La sobriedad de David Strathairn se posiciona en las antípodas del carnaval gestual de Jeff Bridges. El claroscuro de los años 50, sacudido por la caza de brujas y la perturbación ante el holocausto nuclear, parece más negro frente al colorido primero hippy y después posmoderno, entre los que se bambolea esta película inspirada en el libro de Jon Ronson. La solemnidad ahumada de la guerra Murrow-McCarthy aquí se hace sacrilegio de psiquiátrico. Pero sin embargo, entre una y otra, lo que está por debajo, lo que articula todo el relato es el miedo.

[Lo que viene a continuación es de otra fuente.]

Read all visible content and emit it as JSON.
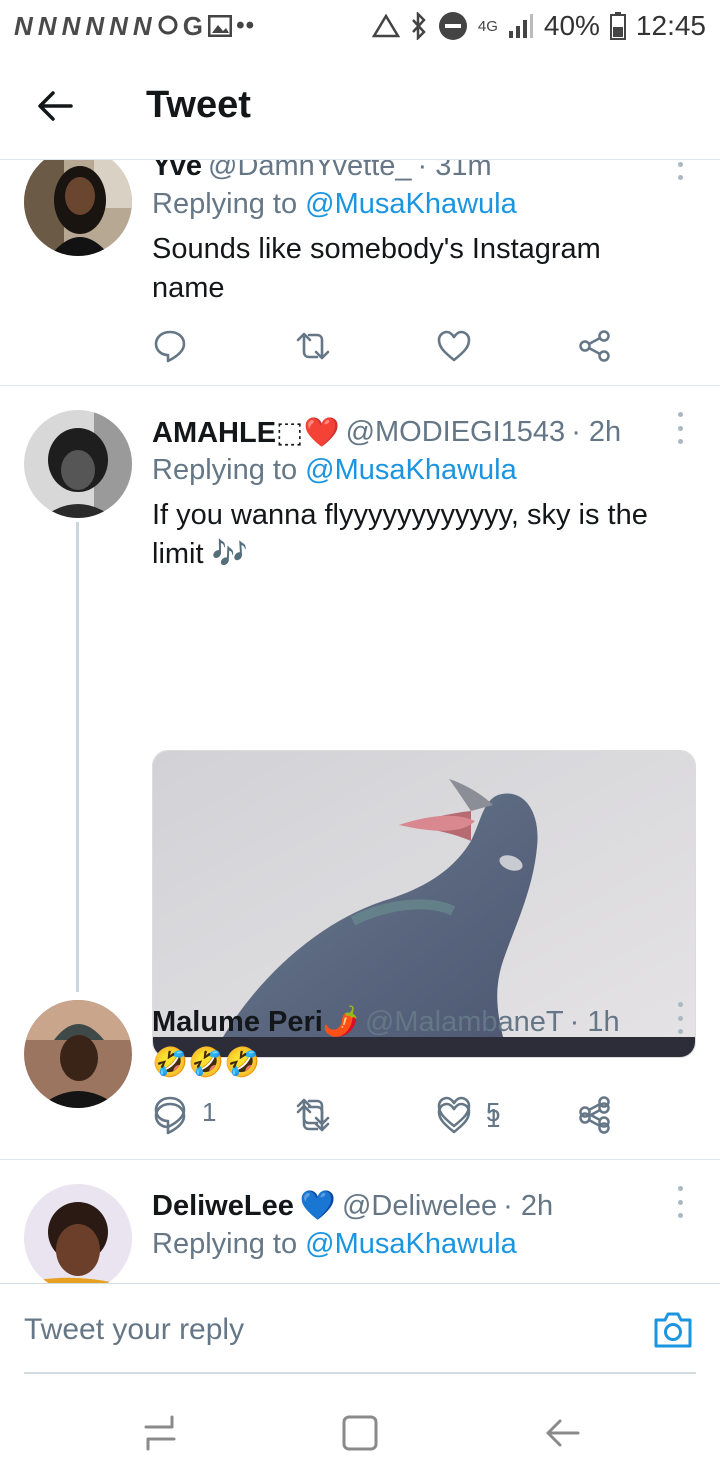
{
  "status_bar": {
    "left_glyphs": [
      "N",
      "N",
      "N",
      "N",
      "N",
      "N"
    ],
    "right_glyphs": [
      "bluetooth-icon",
      "dnd-icon"
    ],
    "network": "4G",
    "battery": "40%",
    "time": "12:45"
  },
  "header": {
    "title": "Tweet"
  },
  "tweets": [
    {
      "name": "Yve",
      "handle": "@DamnYvette_",
      "time": "· 31m",
      "replying_label": "Replying to",
      "replying_to": "@MusaKhawula",
      "text": "Sounds like somebody's  Instagram name",
      "reply_count": "",
      "like_count": ""
    },
    {
      "name": "AMAHLE⬚❤️",
      "handle": "@MODIEGI1543",
      "time": "· 2h",
      "replying_label": "Replying to",
      "replying_to": "@MusaKhawula",
      "text": "If you wanna flyyyyyyyyyyyy, sky is the limit 🎶",
      "reply_count": "1",
      "like_count": "5"
    },
    {
      "name": "Malume Peri🌶️",
      "handle": "@MalambaneT",
      "time": "· 1h",
      "text": "🤣🤣🤣",
      "reply_count": "",
      "like_count": "1"
    },
    {
      "name": "DeliweLee",
      "name_badge": "💙",
      "handle": "@Deliwelee",
      "time": "· 2h",
      "replying_label": "Replying to",
      "replying_to": "@MusaKhawula"
    }
  ],
  "reply_bar": {
    "placeholder": "Tweet your reply"
  },
  "colors": {
    "accent": "#1b95e0",
    "secondary_text": "#657786",
    "divider": "#e1e8ed"
  }
}
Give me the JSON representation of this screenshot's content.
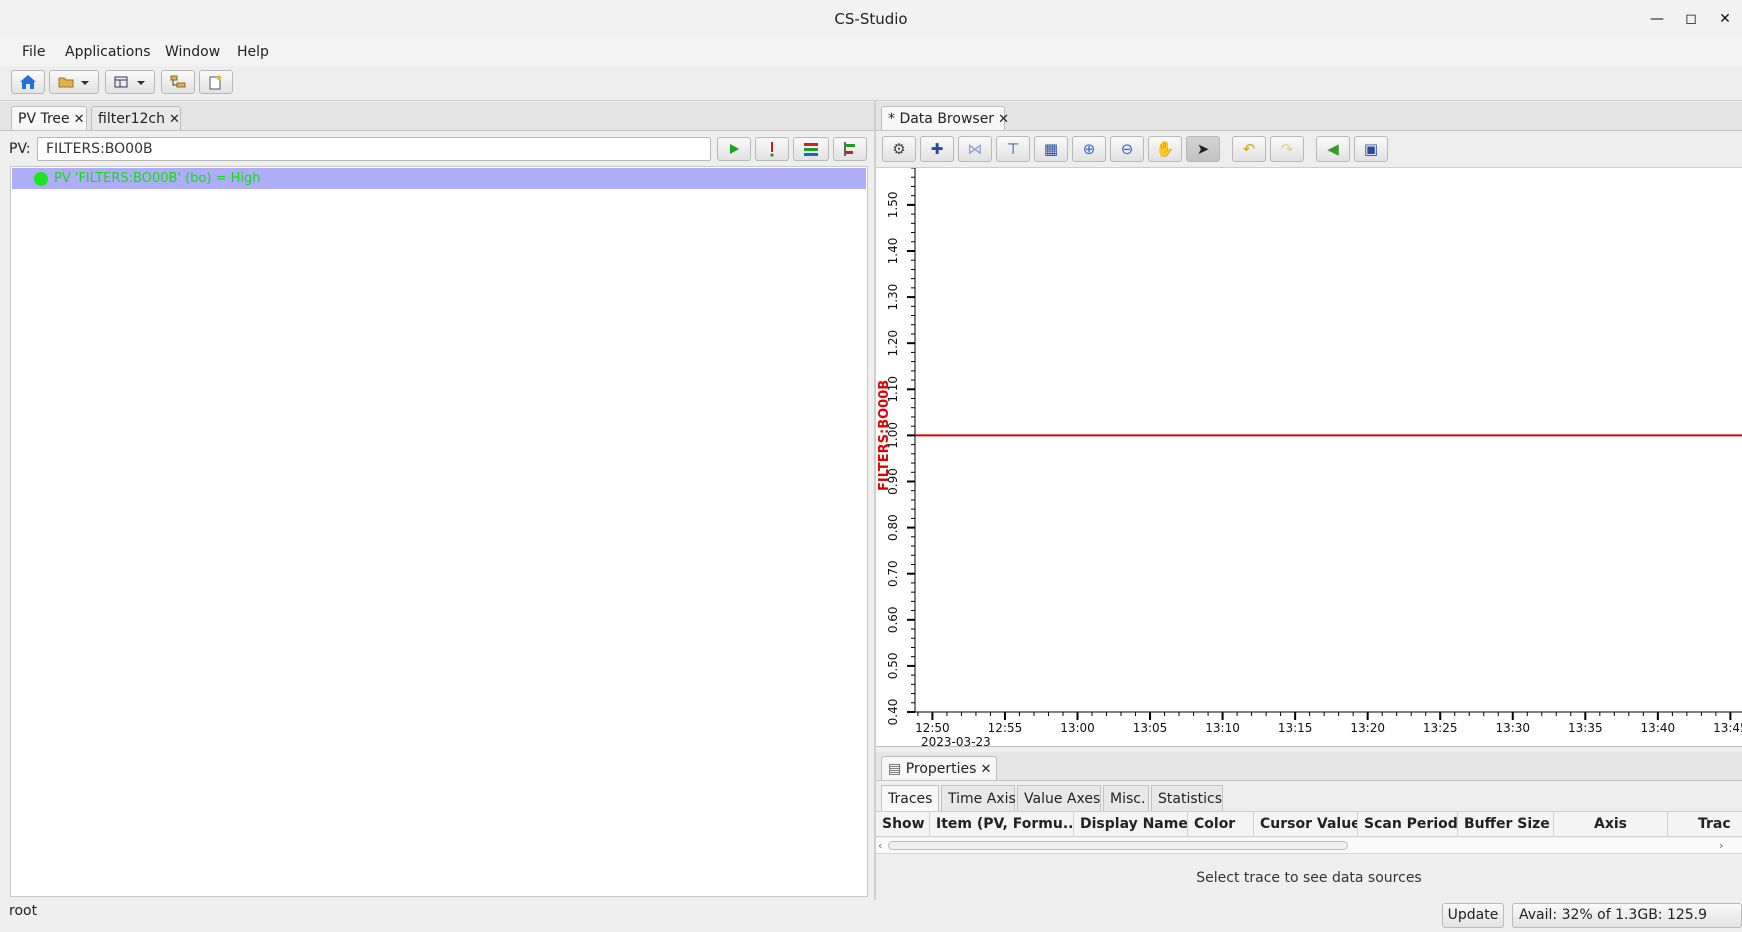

Ese temor a lo irracional y la violencia que Michael Moore percibía en la que quizá sea su película más atinada, aunque no por ello menos demagógica, en donde se oculta la clave del por qué, habiendo en Canadá el mismo número de armas per capita que en EE.UU. los asesinatos se multiplican hasta el infinito en el país del sueño americano. Heslov, un hombre con mando en plaza dentro de ese clan de “rojos” solidarios a los que Cloney pone el rostro inteligente y comprometido, se enfrenta a un argumento estrafalario, heredero del sentido del humor que gentes como Anderson, Jonze, Kaufman y demás han acuñado como las señas de identidad del Hollywood del tercer milenio. Con una base más o menos verídica, pero con una irreprimible querencia por el rasgo grueso y la caricatura fina, Heslov se adentra en el interior de un grupo especial de soldados norteamericanos convertidos en armas “paranormales”. Hombres capaces de matar a una cabra con la fuerza del pensamiento, de ahí su título, pero que en manos de Heslov devienen en metáforas del despropósito militar de un país siempre preparado para la lucha paranoica y el exterminio.
Con un plantel de actores brillantes que aquí siguen brillando, entre tanta cabra loca y en medio de tanto desatino cabruno, el filme esculpe una inteligente comedia contra la estupidez, la envidia y la mediocridad. Un cordón umbilical une Vietnam y sus ácidos lisérgicos con Irak y sus demonios psicotrónicos.
La culpa, la mentira y la estulticia se retratan en clave de humor, sin juicios sumarísimos pero sin ceder ni un ápice sobre el mal que sacude al gran coloso militar, guardián del mundo: el miedo, el maldito miedo. Hablamos del mejor caldo de cultivo para que reine la mediocridad, crezca la envidia y se desmoronen los imperios. De eso trata este inclasificable filme.